Teuku Umar University
- Motto: Source of Inspiration
- Type: Public
- Established: 10 November 2006 (university)
- Rector: Jasman J. Ma'ruf
- Location: Meulaboh, Aceh, Indonesia 4°8′44.2″N 96°11′50.4″E﻿ / ﻿4.145611°N 96.197333°E
- Website: utu.ac.id

= Teuku Umar University =

Indonesian university

Teuku Umar University (Indonesian: Universitas Teuku Umar, abbreviated UTU) is an Indonesian public university in Meulaboh, West Aceh Regency.
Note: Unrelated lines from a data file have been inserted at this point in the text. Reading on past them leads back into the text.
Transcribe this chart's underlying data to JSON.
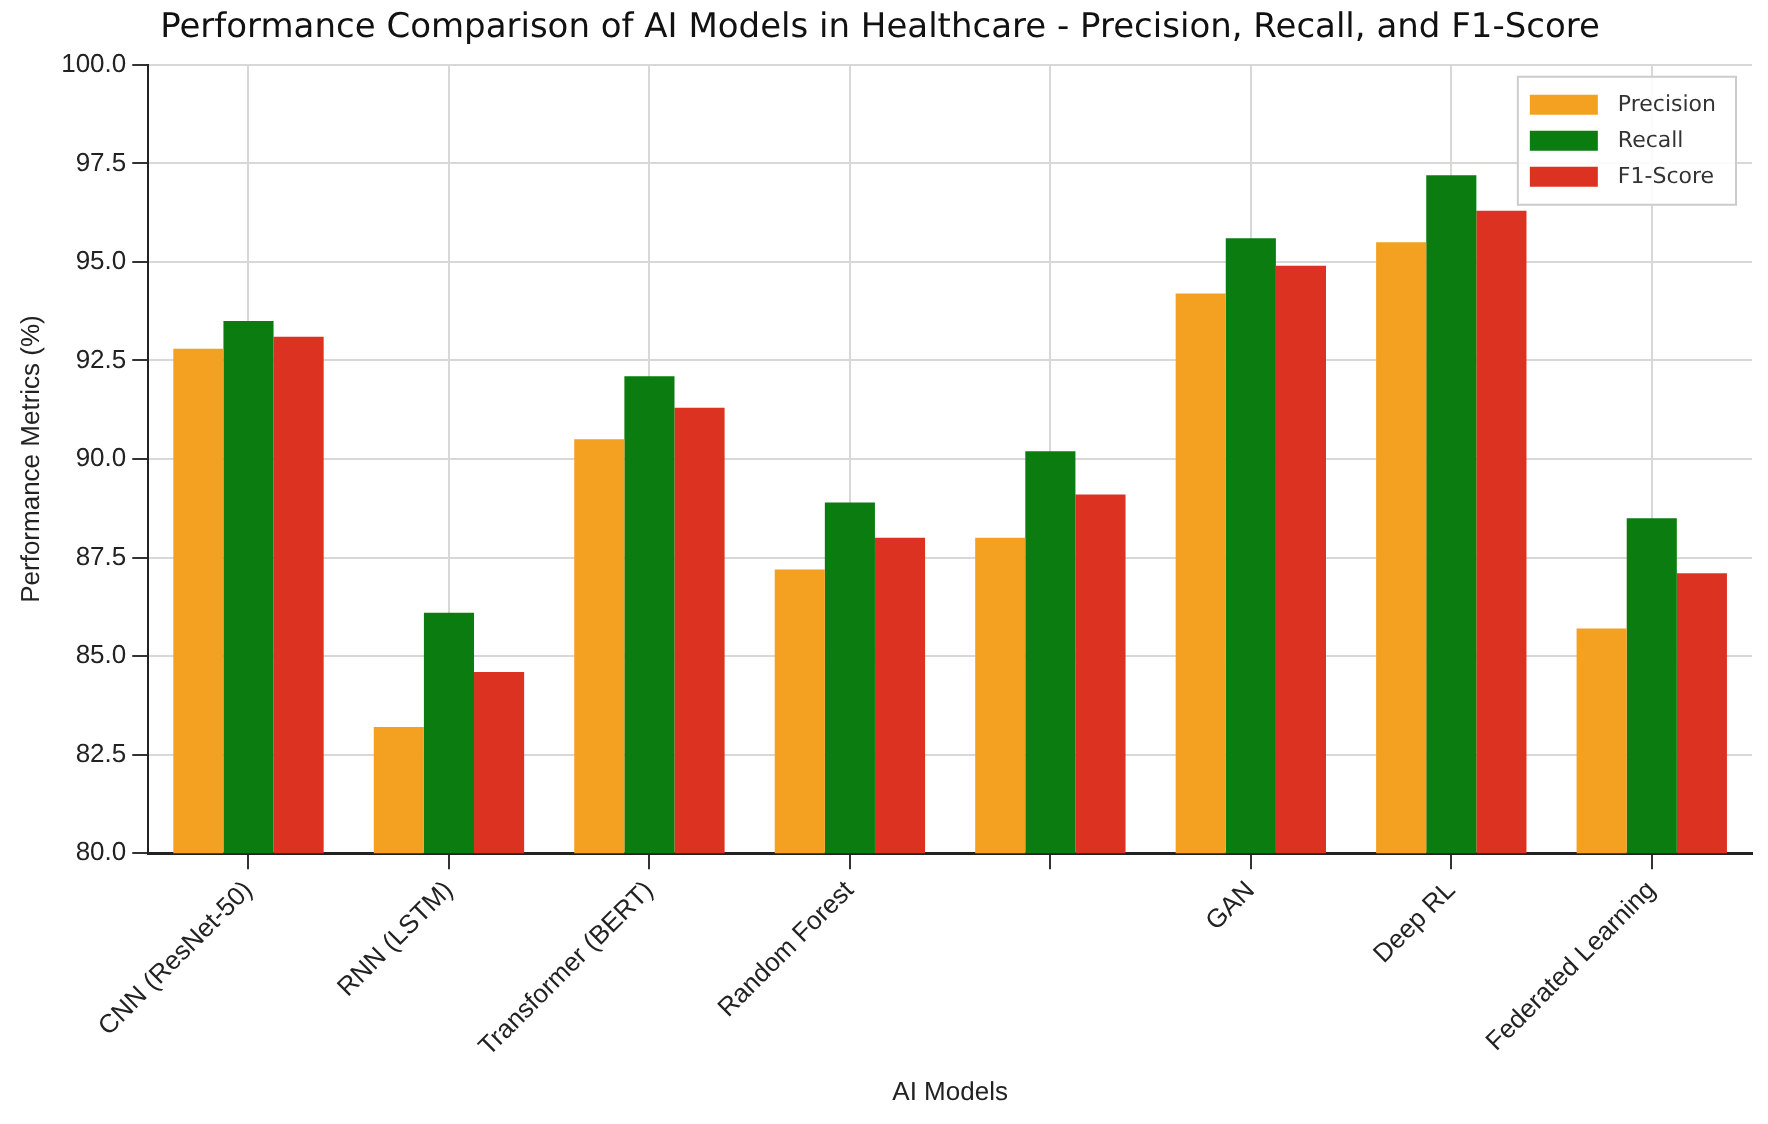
{
  "chart_data": {
    "type": "bar",
    "title": "Performance Comparison of AI Models in Healthcare - Precision, Recall, and F1-Score",
    "xlabel": "AI Models",
    "ylabel": "Performance Metrics (%)",
    "categories": [
      "CNN (ResNet-50)",
      "RNN (LSTM)",
      "Transformer (BERT)",
      "Random Forest",
      null,
      "GAN",
      "Deep RL",
      "Federated Learning"
    ],
    "series": [
      {
        "name": "Precision",
        "color": "#f4a020",
        "values": [
          92.8,
          83.2,
          90.5,
          87.2,
          88.0,
          94.2,
          95.5,
          85.7
        ]
      },
      {
        "name": "Recall",
        "color": "#0b7d10",
        "values": [
          93.5,
          86.1,
          92.1,
          88.9,
          90.2,
          95.6,
          97.2,
          88.5
        ]
      },
      {
        "name": "F1-Score",
        "color": "#dc3222",
        "values": [
          93.1,
          84.6,
          91.3,
          88.0,
          89.1,
          94.9,
          96.3,
          87.1
        ]
      }
    ],
    "ylim": [
      80,
      100
    ],
    "yticks": [
      {
        "value": 80,
        "label": "80.0"
      },
      82.5,
      {
        "value": 85,
        "label": "85.0"
      },
      87.5,
      {
        "value": 90,
        "label": "90.0"
      },
      92.5,
      {
        "value": 95,
        "label": "95.0"
      },
      97.5,
      {
        "value": 100,
        "label": "100.0"
      }
    ],
    "grid": true,
    "legend": "top right"
  }
}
Starting from a foundation in 1984, it became a university in 2006 and was nationalized to form the current public university (Perguruan Tinggi Negeri) in 2014.

==History==
A foundation preceding the institution was founded on 28 August 1984 by residents of West Aceh Regency, and the first educational institute took the form of "Meulaboh Agricultural Academy". It was renamed to Sekolah Tinggi Ilmu Pertanian (Institute for Agricultural Science) in 1993, and after the tsunami it was officially awarded university status in 2006.

On 2 April 2014, it was officially integrated by the Ministry of Education and became a public university (Perguruan Tinggi Negeri), the fourth in the province (after Syiah Kuala and Ar-Raniry University in Banda Aceh and Malikussaleh University in Lhokseumawe) and the first in the west and south parts.

==Students==
The university had an intake of 1,640 in the 2016–2017 academic year, spanning 15 courses across six faculties. It participates in the SNMPTN and SBMPTN system, accepting 40 percent of its students from the high school results-based SNMPTN and another 30 from the exam-based SBMPTN, with other specific methods making up the rest. It claimed a total number of active students at 9,364 in July 2017, mostly coming from Aceh with some attendants from outside the province.

==Faculties and facilities==
The faculties in the university are Social and Political Sciences, Agriculture, Engineering, Economics, Public Health and Maritime Sciences. Of these, only the first are fully accredited "B" ("good") by the Indonesian University Accrediting Body.